2Comme le suggèrent effectivement les propos précités d'Edison (« je suis celui qui ne sait rien »), la science compte peu en tant que savoir dans L'Ève future. Villiers, qui n'avait aucune culture scientifique, nous le signale d'ailleurs dès l' « Avis au lecteur » en soulignant que son héros, personnage avant tout fictif (et non pur décalque de l'Edison historique), est, plus qu'un « ingénieur », un « magicien » et un « sorcier » :

l'EDISON du présent ouvrage, son caractère, son habitation, son langage et ses théories sont (...) au moins passablement distincts de la réalité (...) en un mot le héros de ce livre est, avant tout, le « sorcier de Menlo Park », etc. et non M. l'ingénieur Edison, notre contemporain (I, p. 765).

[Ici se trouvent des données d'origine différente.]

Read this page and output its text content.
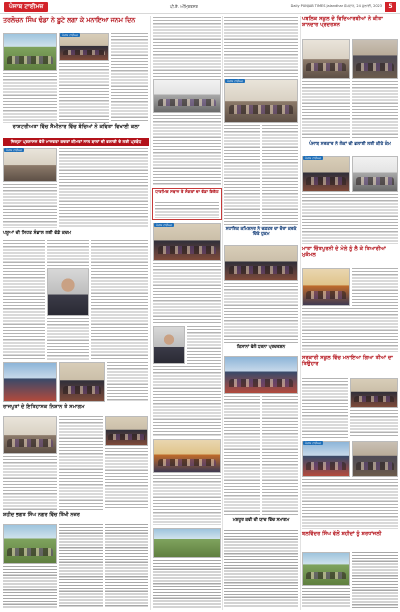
ਪੰਜਾਬ ਟਾਈਮਜ਼	ਪੀ.ਏ. ਅੰਮ੍ਰਿਤਸਰ	Daily PUNJAB TIMES Jalandhar ਸੋਮਵਾਰ, 24 ਜੁਲਾਈ, 2023	5
ਤਰਲੋਚਨ ਸਿੰਘ ਢੰਡਾ ਨੇ ਬੂਟੇ ਲਗਾ ਕੇ ਮਨਾਇਆ ਜਨਮ ਦਿਨ
ਰਾਸ਼ਟਰੀਅਤਾ ਵਿੱਚ ਸੈਮੀਨਾਰ ਵਿੱਚ ਬੱਚਿਆਂ ਨੇ ਕਵਿਤਾ ਵਿਖਾਈ ਕਲਾ
ਜ਼ਿਲ੍ਹਾ ਪ੍ਰਸ਼ਾਸਨ ਵੱਲੋਂ ਮਾਨਵਤਾ ਕਦਰਾਂ ਕੀਮਤਾਂ ਨਾਲ ਬਾਲਾਂ ਦੀ ਭਲਾਈ ਦੇ ਲਈ ਪ੍ਰਬੰਧ
ਪਸ਼ੂਆਂ ਦੀ ਸਿਹਤ ਸੰਭਾਲ ਲਈ ਵੱਡੇ ਕਦਮ
ਰਾਜਪੂਤਾਂ ਦੇ ਇਤਿਹਾਸਕ ਨਿਸ਼ਾਨ ਤੇ ਸਮਾਗਮ
ਸ਼ਹੀਦ ਭਗਤ ਸਿੰਘ ਨਗਰ ਵਿੱਚ ਤਿੱਖੀ ਨਜ਼ਰ
ਧਾਰਮਿਕ ਸਥਾਨ ਤੇ ਸੰਗਤਾਂ ਦਾ ਵੱਡਾ ਇਕੱਠ
ਸਹਾਇਕ ਕਮਿਸ਼ਨਰ ਨੇ ਦਫ਼ਤਰ ਦਾ ਦੌਰਾ ਕਰਕੇ ਦਿੱਤੇ ਹੁਕਮ
ਕਿਸਾਨਾਂ ਵੱਲੋਂ ਧਰਨਾ ਪ੍ਰਦਰਸ਼ਨ
ਮਸ਼ਹੂਰ ਕਵੀ ਦੀ ਯਾਦ ਵਿੱਚ ਸਮਾਗਮ
ਪਬਲਿਕ ਸਕੂਲ ਦੇ ਵਿਦਿਆਰਥੀਆਂ ਨੇ ਕੀਤਾ ਸ਼ਾਨਦਾਰ ਪ੍ਰਦਰਸ਼ਨ
ਪੰਜਾਬ ਸਰਕਾਰ ਨੇ ਲੋਕਾਂ ਦੀ ਭਲਾਈ ਲਈ ਕੀਤੇ ਕੰਮ
ਮਾਤਾ ਚਿੰਤਪੂਰਨੀ ਦੇ ਮੇਲੇ ਨੂੰ ਲੈ ਕੇ ਤਿਆਰੀਆਂ ਮੁਕੰਮਲ
ਸਰਕਾਰੀ ਸਕੂਲ ਵਿੱਚ ਮਨਾਇਆ ਗਿਆ ਤੀਆਂ ਦਾ ਤਿਉਹਾਰ
ਬਲਵਿੰਦਰ ਸਿੰਘ ਵੱਲੋਂ ਸ਼ਹੀਦਾਂ ਨੂੰ ਸ਼ਰਧਾਂਜਲੀ
ਪੰਜਾਬ ਟਾਈਮਜ਼
ਪੰਜਾਬ ਟਾਈਮਜ਼
ਪੰਜਾਬ ਟਾਈਮਜ਼
ਪੰਜਾਬ ਟਾਈਮਜ਼
ਪੰਜਾਬ ਟਾਈਮਜ਼
ਪੰਜਾਬ ਟਾਈਮਜ਼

3L'exactitude scientifique importe donc peu dans la mesure où, Anne Geisler‑Szmulewicz le montre, chez Edison, qui est le principal, sinon l'unique véhicule du discours scientifique dans le texte, le sortilège et la magie l'emportent sur l'esprit rationaliste, positiviste6. Le récit, d'ailleurs, après avoir minutieusement tenté d'expliquer le fonctionnement mécanique, en grande partie électromagnétique de l'Andréide, « s'achève sur l'inconnu et l'occulte7 » : ce qui anime Hadaly n'est pas une énergie que l'homme pourrait parfaitement maîtriser (comme l'électricité, par exemple), mais une force transcendante inexplicable par le biais de la science, l'âme d'une certaine Mistress Anderson plongée dans un profond coma et « parvenu(e) à l'état de voyance », qui se fait appeler Sowana8. Faut‑il pour autant en conclure, avec tant d'autres, à l'échec de la science et du savant dans L'Ève future9 ? L'omniprésence du discours scientifique suffirait, à elle seule, à démentir cette opinion ; certes, la science n'explique pas tout dans ce texte ; elle fait même bien mieux que cela puisqu'elle est dotée d'une véritable puissance poétique : paradoxalement en effet, c'est elle qui donne profondeur, mystère, densité énigmatique à la réalité dépeinte.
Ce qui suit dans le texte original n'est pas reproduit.